Kindergarten was a safe, happy place to me. Similar to Michael Jackson, I really got into milk and cookies snack followed by the nap time on my mat. I met new kids in kindergarten some of whom I can still remember their names when I look at our class picture. There was one special boy in our class. I remember thinking he was really smart, nice to me and very pleasant to my eyes. This could be documented as my first crush. Sorry, I tend to digress... "Art" time in Kindergarten was magical. At home we had crayons, color pencils, coloring books and watercolor paints. My mother was one of those organized people who thought it important to keep within the lines of coloring book images, never tear a page from the book and complete each page from front to back to keep things in order.

Things were different in kindergarten where Art was a time to let loose. There was a huge roll of paper that allowed me to draw pictures as tall as myself, tape both clear and the brown kind, staplers, small scissors, thick crayons that felt comfortable to hold in my hand, tissue paper, colorful glitters, thick glue that smelled good enough to eat
and my ultimate favorite FINGER PAINTS.
In the picture from this day I made what I now title my Kindergarten Hat.
More is more was my spirit of the day; this majestic hat was made of a large sheet of that wonderful thick, brown paper. Tissue paper, aluminum foil, and long lengths of ribbon combine to make my festive chapeau. It is my life long duty to jealously guard the enthusiasm, shear joy and delight I discovered creating during art time in Kindergarten.

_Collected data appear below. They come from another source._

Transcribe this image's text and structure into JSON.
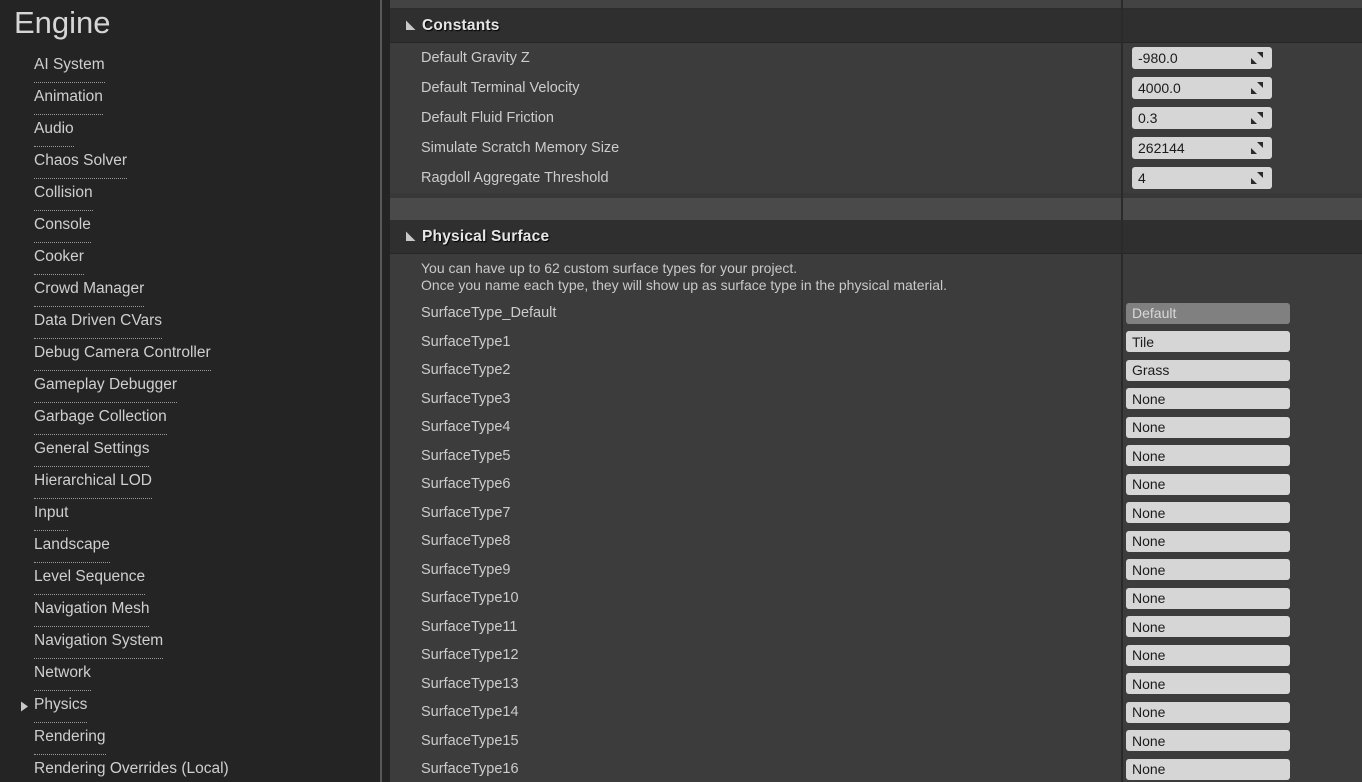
{
  "sidebar": {
    "title": "Engine",
    "items": [
      {
        "label": "AI System",
        "expandable": false
      },
      {
        "label": "Animation",
        "expandable": false
      },
      {
        "label": "Audio",
        "expandable": false
      },
      {
        "label": "Chaos Solver",
        "expandable": false
      },
      {
        "label": "Collision",
        "expandable": false
      },
      {
        "label": "Console",
        "expandable": false
      },
      {
        "label": "Cooker",
        "expandable": false
      },
      {
        "label": "Crowd Manager",
        "expandable": false
      },
      {
        "label": "Data Driven CVars",
        "expandable": false
      },
      {
        "label": "Debug Camera Controller",
        "expandable": false
      },
      {
        "label": "Gameplay Debugger",
        "expandable": false
      },
      {
        "label": "Garbage Collection",
        "expandable": false
      },
      {
        "label": "General Settings",
        "expandable": false
      },
      {
        "label": "Hierarchical LOD",
        "expandable": false
      },
      {
        "label": "Input",
        "expandable": false
      },
      {
        "label": "Landscape",
        "expandable": false
      },
      {
        "label": "Level Sequence",
        "expandable": false
      },
      {
        "label": "Navigation Mesh",
        "expandable": false
      },
      {
        "label": "Navigation System",
        "expandable": false
      },
      {
        "label": "Network",
        "expandable": false
      },
      {
        "label": "Physics",
        "expandable": true
      },
      {
        "label": "Rendering",
        "expandable": false
      },
      {
        "label": "Rendering Overrides (Local)",
        "expandable": false
      }
    ]
  },
  "details": {
    "sections": [
      {
        "title": "Constants",
        "expanded": true,
        "rows": [
          {
            "label": "Default Gravity Z",
            "value": "-980.0"
          },
          {
            "label": "Default Terminal Velocity",
            "value": "4000.0"
          },
          {
            "label": "Default Fluid Friction",
            "value": "0.3"
          },
          {
            "label": "Simulate Scratch Memory Size",
            "value": "262144"
          },
          {
            "label": "Ragdoll Aggregate Threshold",
            "value": "4"
          }
        ]
      },
      {
        "title": "Physical Surface",
        "expanded": true,
        "description": [
          "You can have up to 62 custom surface types for your project.",
          "Once you name each type, they will show up as surface type in the physical material."
        ],
        "rows": [
          {
            "label": "SurfaceType_Default",
            "value": "Default",
            "disabled": true
          },
          {
            "label": "SurfaceType1",
            "value": "Tile",
            "disabled": false
          },
          {
            "label": "SurfaceType2",
            "value": "Grass",
            "disabled": false
          },
          {
            "label": "SurfaceType3",
            "value": "None",
            "disabled": false
          },
          {
            "label": "SurfaceType4",
            "value": "None",
            "disabled": false
          },
          {
            "label": "SurfaceType5",
            "value": "None",
            "disabled": false
          },
          {
            "label": "SurfaceType6",
            "value": "None",
            "disabled": false
          },
          {
            "label": "SurfaceType7",
            "value": "None",
            "disabled": false
          },
          {
            "label": "SurfaceType8",
            "value": "None",
            "disabled": false
          },
          {
            "label": "SurfaceType9",
            "value": "None",
            "disabled": false
          },
          {
            "label": "SurfaceType10",
            "value": "None",
            "disabled": false
          },
          {
            "label": "SurfaceType11",
            "value": "None",
            "disabled": false
          },
          {
            "label": "SurfaceType12",
            "value": "None",
            "disabled": false
          },
          {
            "label": "SurfaceType13",
            "value": "None",
            "disabled": false
          },
          {
            "label": "SurfaceType14",
            "value": "None",
            "disabled": false
          },
          {
            "label": "SurfaceType15",
            "value": "None",
            "disabled": false
          },
          {
            "label": "SurfaceType16",
            "value": "None",
            "disabled": false
          }
        ]
      }
    ]
  },
  "icons": {
    "collapse_triangle": "triangle-down-icon",
    "expand_triangle": "triangle-right-icon",
    "numeric_drag": "drag-arrows-icon"
  },
  "colors": {
    "panel_bg": "#383838",
    "row_bg": "#3c3c3c",
    "header_bg": "#2f2f2f",
    "sidebar_bg": "#242424",
    "field_bg": "#d6d6d6",
    "field_disabled_bg": "#808080",
    "text_primary": "#cccccc",
    "text_heading": "#e6e6e6"
  }
}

Today may be a good day for my favorite kindergarten snack;

Toll House Cookies
Estimated Times:Preparation - 15 min Cooking - 9 min Cooling Time - 15 min cooling
Yields - 60 Ingredients: 2 1/4 cups all-purpose flour 1 teaspoon baking soda 1 teaspoon salt 1 cup (2 sticks) butter, softened 3/4 cup granulated sugar 3/4 cup packed brown sugar 1 teaspoon vanilla extract 2 large eggs 2 cups (12-oz. pkg.) NESTLÉ® TOLL HOUSE® Semi-Sweet Chocolate Morsels 1 cup chopped nuts

Directions:PREHEAT oven to 375° F.COMBINE flour, baking soda and salt in small bowl. Beat butter, granulated sugar, brown sugar and vanilla extract in large mixer bowl until creamy. Add eggs, one at a time, beating well after each addition. Gradually beat in flour mixture. Stir in morsels and nuts. Drop by rounded tablespoon onto ungreased baking sheets.

BAKE for 9 to 11 minutes or until golden brown. Cool on baking sheets for 2 minutes; remove to wire racks to cool completely.
PAN COOKIE VARIATION: Grease 15 x 10-inch jelly-roll pan. Prepare dough as above. Spread into prepared pan. Bake for 20 to 25 minutes or until golden brown. Cool in pan on wire rack. Makes 4 dozen bars.

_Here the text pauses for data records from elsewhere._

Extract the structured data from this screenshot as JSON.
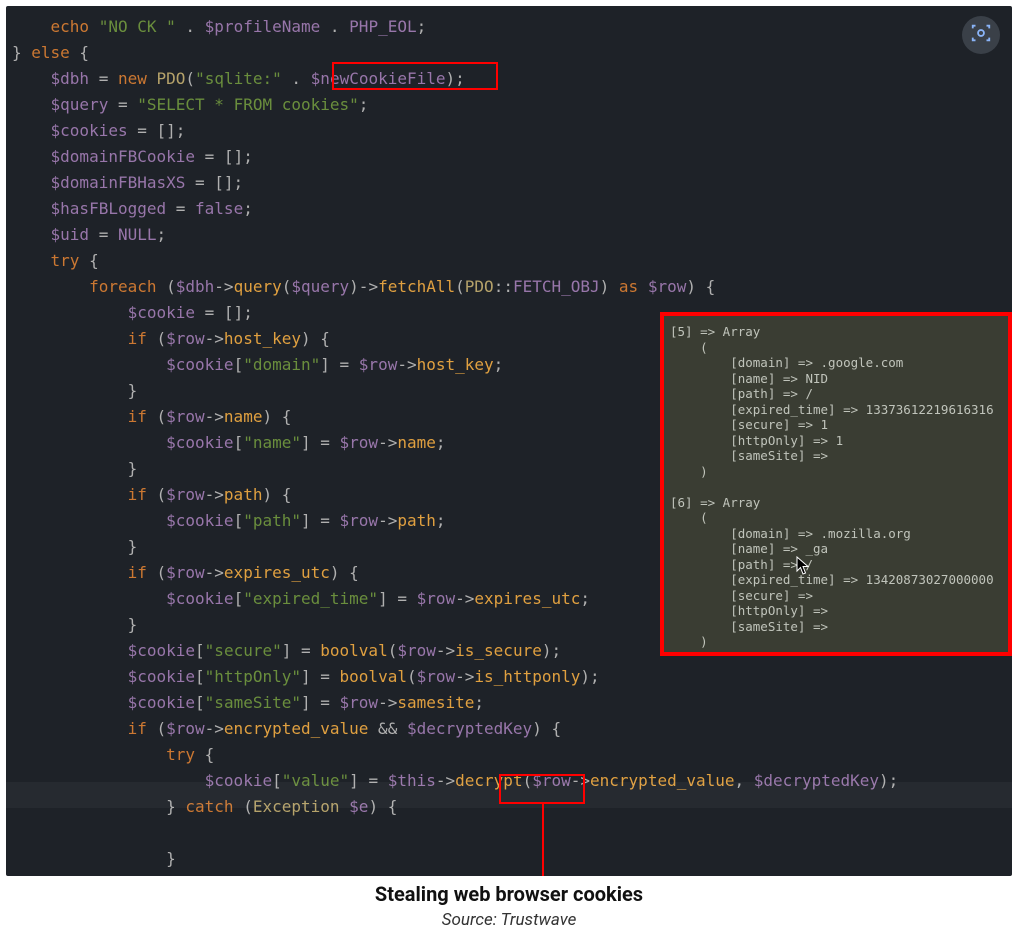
{
  "caption": {
    "title": "Stealing web browser cookies",
    "source": "Source: Trustwave"
  },
  "highlights": {
    "box1_text": "$newCookieFile",
    "box2_text": "decrypt"
  },
  "code": {
    "t01a": "echo",
    "t01b": "\"NO CK \"",
    "t01c": "$profileName",
    "t01d": "PHP_EOL",
    "t02a": "else",
    "t03a": "$dbh",
    "t03b": "new",
    "t03c": "PDO",
    "t03d": "\"sqlite:\"",
    "t03e": "$newCookieFile",
    "t04a": "$query",
    "t04b": "\"SELECT * FROM cookies\"",
    "t05a": "$cookies",
    "t06a": "$domainFBCookie",
    "t07a": "$domainFBHasXS",
    "t08a": "$hasFBLogged",
    "t08b": "false",
    "t09a": "$uid",
    "t09b": "NULL",
    "t10a": "try",
    "t11a": "foreach",
    "t11b": "$dbh",
    "t11c": "query",
    "t11d": "$query",
    "t11e": "fetchAll",
    "t11f": "PDO",
    "t11g": "FETCH_OBJ",
    "t11h": "as",
    "t11i": "$row",
    "t12a": "$cookie",
    "t13a": "if",
    "t13b": "$row",
    "t13c": "host_key",
    "t14a": "$cookie",
    "t14b": "\"domain\"",
    "t14c": "$row",
    "t14d": "host_key",
    "t16a": "if",
    "t16b": "$row",
    "t16c": "name",
    "t17a": "$cookie",
    "t17b": "\"name\"",
    "t17c": "$row",
    "t17d": "name",
    "t19a": "if",
    "t19b": "$row",
    "t19c": "path",
    "t20a": "$cookie",
    "t20b": "\"path\"",
    "t20c": "$row",
    "t20d": "path",
    "t22a": "if",
    "t22b": "$row",
    "t22c": "expires_utc",
    "t23a": "$cookie",
    "t23b": "\"expired_time\"",
    "t23c": "$row",
    "t23d": "expires_utc",
    "t25a": "$cookie",
    "t25b": "\"secure\"",
    "t25c": "boolval",
    "t25d": "$row",
    "t25e": "is_secure",
    "t26a": "$cookie",
    "t26b": "\"httpOnly\"",
    "t26c": "boolval",
    "t26d": "$row",
    "t26e": "is_httponly",
    "t27a": "$cookie",
    "t27b": "\"sameSite\"",
    "t27c": "$row",
    "t27d": "samesite",
    "t28a": "if",
    "t28b": "$row",
    "t28c": "encrypted_value",
    "t28d": "$decryptedKey",
    "t29a": "try",
    "t30a": "$cookie",
    "t30b": "\"value\"",
    "t30c": "$this",
    "t30d": "decrypt",
    "t30e": "$row",
    "t30f": "encrypted_value",
    "t30g": "$decryptedKey",
    "t31a": "catch",
    "t31b": "Exception",
    "t31c": "$e"
  },
  "overlay": {
    "entries": [
      {
        "index": "[5]",
        "domain": ".google.com",
        "name": "NID",
        "path": "/",
        "expired_time": "13373612219616316",
        "secure": "1",
        "httpOnly": "1",
        "sameSite": ""
      },
      {
        "index": "[6]",
        "domain": ".mozilla.org",
        "name": "_ga",
        "path": "/",
        "expired_time": "13420873027000000",
        "secure": "",
        "httpOnly": "",
        "sameSite": ""
      }
    ]
  }
}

SLICE AND BAKE COOKIE VARIATION: PREPARE dough as above. Divide in half; wrap in waxed paper. Refrigerate for 1 hour or until firm. Shape each half into 15-inch log; wrap in wax paper. Refrigerate for 30 minutes.* Preheat oven to 375° F. Cut into 1/2-inch-thick slices; place on ungreased baking sheets. Bake for 8 to 10 minutes or until golden brown. Cool on baking sheets for 2 minutes; remove to wire racks to cool completely. Makes about 5 dozen cookies. * May be stored in refrigerator for up to 1 week or in freezer for up to 8 weeks.
FOR HIGH ALTITUDE BAKING (5,200 feet): Increase flour to 2 1/2 cups. Add 2 teaspoons water with flour and reduce both granulated sugar and brown sugar to 2/3 cup each. Bake drop cookies for 8 to 10 minutes and pan cookie for 17 to 19 minutes.

I imagine Michael Jackson's children miss their daddy like crazy. Money can't buy everything. Spend time with the ones you love today.